Narração e linguagem na ficção brasileira

Raimundo Carrero
Escritor e jornalista
raimundocarrero@gmail.com

Publicado em: 11/02/2019 09:00 Atualizado em:

Tempos novos, tempos difíceis, tenho certeza, tempos piores. Mas há grandes esperanças na literatura, sobretudo em relação à narração, que precisa refletir os conflitos contemporâneos para não correr o risco de se afastar da realidade e afundar no mundo em que a voz das minorias continue cassada e ameaçada. Os estudiosos indicam erros grandiosos que cometemos na realização literária com ênfase apenas na gramática portuguesa tradicional e conservadora, que não usamos comumente não só no coloquial, mas na linguagem escrita, em documentos, redações, textos jornalísticos, palestras, e tudo mais. Enfim, falamos uma língua e estudamos outra. O jornalismo, por exemplo, é uma ponte entre o coloquial e o tradicional. Os nossos artigos também. Críticos de Lima Barreto costumavam dizer que ele era desleixado ou que não conhecia a gramática. Para defendê-lo, Agripino Griecco perguntava: E quem sabe?

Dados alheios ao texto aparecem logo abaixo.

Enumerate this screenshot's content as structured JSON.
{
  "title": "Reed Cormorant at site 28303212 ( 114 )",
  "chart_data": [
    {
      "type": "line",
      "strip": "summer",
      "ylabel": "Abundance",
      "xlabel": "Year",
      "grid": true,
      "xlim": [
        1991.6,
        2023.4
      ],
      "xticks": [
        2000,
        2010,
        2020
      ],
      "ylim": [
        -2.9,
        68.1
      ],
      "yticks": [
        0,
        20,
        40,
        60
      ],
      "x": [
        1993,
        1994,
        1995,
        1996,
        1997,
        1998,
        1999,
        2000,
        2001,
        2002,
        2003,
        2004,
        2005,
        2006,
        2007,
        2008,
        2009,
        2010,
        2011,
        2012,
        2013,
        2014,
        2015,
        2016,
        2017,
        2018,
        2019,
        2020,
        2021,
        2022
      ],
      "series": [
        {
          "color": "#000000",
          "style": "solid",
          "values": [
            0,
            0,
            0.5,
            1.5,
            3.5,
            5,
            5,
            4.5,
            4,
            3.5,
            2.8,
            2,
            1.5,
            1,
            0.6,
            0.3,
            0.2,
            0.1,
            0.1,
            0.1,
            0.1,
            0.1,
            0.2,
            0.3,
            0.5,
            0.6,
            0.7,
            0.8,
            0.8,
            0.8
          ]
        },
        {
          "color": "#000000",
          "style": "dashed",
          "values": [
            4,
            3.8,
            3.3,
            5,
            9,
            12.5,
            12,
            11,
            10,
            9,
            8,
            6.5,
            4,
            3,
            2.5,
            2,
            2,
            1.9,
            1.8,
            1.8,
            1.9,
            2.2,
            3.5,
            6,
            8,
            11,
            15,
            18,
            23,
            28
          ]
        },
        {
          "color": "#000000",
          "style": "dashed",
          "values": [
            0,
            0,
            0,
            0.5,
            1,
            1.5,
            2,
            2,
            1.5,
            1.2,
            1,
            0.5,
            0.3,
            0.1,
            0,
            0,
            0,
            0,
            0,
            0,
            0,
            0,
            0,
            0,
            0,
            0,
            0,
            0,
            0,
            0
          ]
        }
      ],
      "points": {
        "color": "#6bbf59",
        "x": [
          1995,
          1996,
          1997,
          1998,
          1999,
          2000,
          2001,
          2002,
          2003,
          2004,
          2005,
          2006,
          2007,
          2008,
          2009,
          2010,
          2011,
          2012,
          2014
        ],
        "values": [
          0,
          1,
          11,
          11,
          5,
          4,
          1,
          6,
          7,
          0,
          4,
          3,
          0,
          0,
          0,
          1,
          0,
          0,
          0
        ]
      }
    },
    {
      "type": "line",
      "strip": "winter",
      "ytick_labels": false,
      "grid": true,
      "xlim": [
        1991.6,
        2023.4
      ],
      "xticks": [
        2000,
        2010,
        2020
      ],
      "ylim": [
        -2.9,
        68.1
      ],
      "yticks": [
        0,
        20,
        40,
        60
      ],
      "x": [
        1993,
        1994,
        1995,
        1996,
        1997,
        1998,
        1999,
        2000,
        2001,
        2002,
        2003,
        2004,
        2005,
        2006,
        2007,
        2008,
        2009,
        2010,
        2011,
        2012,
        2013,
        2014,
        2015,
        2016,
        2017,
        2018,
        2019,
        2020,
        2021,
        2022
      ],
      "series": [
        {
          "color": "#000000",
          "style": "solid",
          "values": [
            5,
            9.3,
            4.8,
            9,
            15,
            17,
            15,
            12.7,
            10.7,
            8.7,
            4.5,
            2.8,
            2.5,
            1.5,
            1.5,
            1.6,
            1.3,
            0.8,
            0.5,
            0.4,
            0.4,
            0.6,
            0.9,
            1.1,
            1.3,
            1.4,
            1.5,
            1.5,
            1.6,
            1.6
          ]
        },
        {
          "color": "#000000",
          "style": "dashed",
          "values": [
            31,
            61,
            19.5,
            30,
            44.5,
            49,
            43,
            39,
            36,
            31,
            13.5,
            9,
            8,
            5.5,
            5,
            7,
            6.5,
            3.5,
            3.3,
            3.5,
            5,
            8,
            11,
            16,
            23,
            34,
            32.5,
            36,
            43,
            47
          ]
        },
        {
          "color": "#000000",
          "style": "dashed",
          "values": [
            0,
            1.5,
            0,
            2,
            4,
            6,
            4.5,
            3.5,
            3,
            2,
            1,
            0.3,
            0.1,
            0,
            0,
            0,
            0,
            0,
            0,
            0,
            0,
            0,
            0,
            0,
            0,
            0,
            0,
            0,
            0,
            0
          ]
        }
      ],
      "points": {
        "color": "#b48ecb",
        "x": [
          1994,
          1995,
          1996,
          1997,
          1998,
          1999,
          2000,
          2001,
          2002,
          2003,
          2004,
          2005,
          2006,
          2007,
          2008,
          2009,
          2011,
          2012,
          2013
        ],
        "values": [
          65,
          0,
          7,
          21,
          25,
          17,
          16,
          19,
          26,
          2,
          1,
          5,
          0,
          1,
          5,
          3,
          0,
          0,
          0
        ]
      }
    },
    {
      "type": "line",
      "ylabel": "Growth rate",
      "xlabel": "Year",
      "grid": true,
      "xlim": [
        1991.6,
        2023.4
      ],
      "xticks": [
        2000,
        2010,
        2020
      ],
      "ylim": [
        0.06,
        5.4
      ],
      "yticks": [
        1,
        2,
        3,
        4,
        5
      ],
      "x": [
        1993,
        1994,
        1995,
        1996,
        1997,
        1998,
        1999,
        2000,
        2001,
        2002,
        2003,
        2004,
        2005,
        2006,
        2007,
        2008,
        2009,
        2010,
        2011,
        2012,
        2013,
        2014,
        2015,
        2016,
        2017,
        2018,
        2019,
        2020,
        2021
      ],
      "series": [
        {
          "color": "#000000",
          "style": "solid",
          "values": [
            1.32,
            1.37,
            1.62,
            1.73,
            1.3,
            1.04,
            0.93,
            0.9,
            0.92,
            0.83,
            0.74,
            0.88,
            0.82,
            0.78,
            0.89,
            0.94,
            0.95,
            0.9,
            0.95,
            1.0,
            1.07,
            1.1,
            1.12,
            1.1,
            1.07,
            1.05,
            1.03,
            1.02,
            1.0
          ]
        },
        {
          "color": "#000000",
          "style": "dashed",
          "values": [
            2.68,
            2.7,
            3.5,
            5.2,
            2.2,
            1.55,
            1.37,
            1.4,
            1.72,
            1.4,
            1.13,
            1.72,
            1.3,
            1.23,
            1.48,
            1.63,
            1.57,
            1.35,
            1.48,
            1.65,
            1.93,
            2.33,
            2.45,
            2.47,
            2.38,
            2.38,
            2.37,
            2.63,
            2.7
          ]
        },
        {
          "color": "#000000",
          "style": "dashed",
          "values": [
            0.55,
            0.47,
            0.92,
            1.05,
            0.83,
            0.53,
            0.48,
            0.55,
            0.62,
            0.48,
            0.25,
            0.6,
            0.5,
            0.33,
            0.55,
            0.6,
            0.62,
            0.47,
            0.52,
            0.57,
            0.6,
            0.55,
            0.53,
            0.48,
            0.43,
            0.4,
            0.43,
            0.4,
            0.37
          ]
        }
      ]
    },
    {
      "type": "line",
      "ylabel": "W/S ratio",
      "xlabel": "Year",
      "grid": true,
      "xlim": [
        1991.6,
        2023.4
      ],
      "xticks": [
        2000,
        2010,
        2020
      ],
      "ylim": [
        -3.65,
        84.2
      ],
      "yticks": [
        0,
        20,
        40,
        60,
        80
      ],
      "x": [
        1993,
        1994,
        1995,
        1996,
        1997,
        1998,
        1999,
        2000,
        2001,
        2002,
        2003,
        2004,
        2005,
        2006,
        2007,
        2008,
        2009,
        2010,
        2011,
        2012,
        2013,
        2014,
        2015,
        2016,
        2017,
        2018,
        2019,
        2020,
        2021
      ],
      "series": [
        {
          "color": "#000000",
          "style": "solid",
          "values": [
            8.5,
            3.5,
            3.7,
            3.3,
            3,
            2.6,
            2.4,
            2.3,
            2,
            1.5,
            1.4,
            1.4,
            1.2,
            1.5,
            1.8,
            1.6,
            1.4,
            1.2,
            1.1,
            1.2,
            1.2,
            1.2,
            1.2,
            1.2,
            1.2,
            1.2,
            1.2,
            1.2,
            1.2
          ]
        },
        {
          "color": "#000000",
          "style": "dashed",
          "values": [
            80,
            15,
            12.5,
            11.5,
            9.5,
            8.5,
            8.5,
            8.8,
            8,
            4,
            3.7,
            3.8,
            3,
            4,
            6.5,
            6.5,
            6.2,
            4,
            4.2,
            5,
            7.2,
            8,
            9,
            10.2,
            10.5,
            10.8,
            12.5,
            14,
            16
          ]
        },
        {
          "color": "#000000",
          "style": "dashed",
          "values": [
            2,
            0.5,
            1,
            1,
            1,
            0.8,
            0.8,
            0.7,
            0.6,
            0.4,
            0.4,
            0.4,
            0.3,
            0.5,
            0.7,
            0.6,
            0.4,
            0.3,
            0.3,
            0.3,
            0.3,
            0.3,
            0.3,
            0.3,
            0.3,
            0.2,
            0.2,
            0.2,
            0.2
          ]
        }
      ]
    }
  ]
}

Machado de Assis foi acusado, muitas vezes, de incorreções. É muito conhecido, por exemplo, o diálogo que o Bruxo teve, talvez supostamente, com o escritor Medeiros e Albuquerque na famosa rua do Ouvidor, Rio de Janeiro. Medeiros teria lhe confessado que tivera dificuldades para contratar um professor de português que não soubesse gramática, para o colégio que dirigia. Machado fez uma reclamação imediata: E por que não me contratou? Afinal, escrever segundo a norma culta nunca foi fácil para ninguém. Senão impossível realizar as tramoias da gramática.

Enquanto escrevo este artigo consulto o livro Preconceito Linguístico, de Marcos Bagno, e encontro um exemplo sutil. Escreve: “Quando vou dar uma palestra em congressos e seminários ou conversar com professores de português, escrevo o seguinte enunciado na lousa e pergunto o que é que há de errado com ele: “João está doente, por isso me pediu para vir aqui no lugar dele”. Deixo que as pessoas reflitam e deem suas opiniões. Cada um arrisca uma resposta mas nenhum detecta o “erro” denunciado pelo jornalista Eduardo Martins no seu livro Com todas as letras. A construção pedir para “só pode ser empregada quando o sentido é o de pedir permissão, licença ou autorização. O certo conforme Martins, é usar pedir que + subjuntivo: João está doente, por isso me pediu que viesse aqui no lugar dele.” Ainda citando Martins, Bagno revela: “A locução pedir para é um dos melhores exemplos do abismo existente entre a linguagem coloquial e a norma culta do idioma.”

Tudo isso tem me preocupado muito e, por isso mesmo, estou realizando na Oficina de Criação Literária um curso sobre a linguagem na narrativa contemporânea para observar com atenção a fala das minorias, dos bares, das ruas, dos estádios, para que ela nos enriqueça através dos narradores e dos personagens, sobretudo com as gírias que são, a princípio, condenadas pelas gramáticas, pelos compêndios, pelos ensaios. Enfim, qual a linguagem da narrativa contemporânea? Quando escrevemos, usamos os nossos vícios e não a norma culta. Se usamos os nossos vícios por que não respeitar os vícios, as gírias do outros? Costumamos muito usar a nossa gíria gramatical.. É assim. Tenho horror ao este – presente e futuro – e esse – passado – A que chamo de firula gramatical, mera inutilidade. Às vezes imagino quantos erros coloquei neste artigo. A literatura, o jornalismo e o articulista simulam a norma culta. E agora?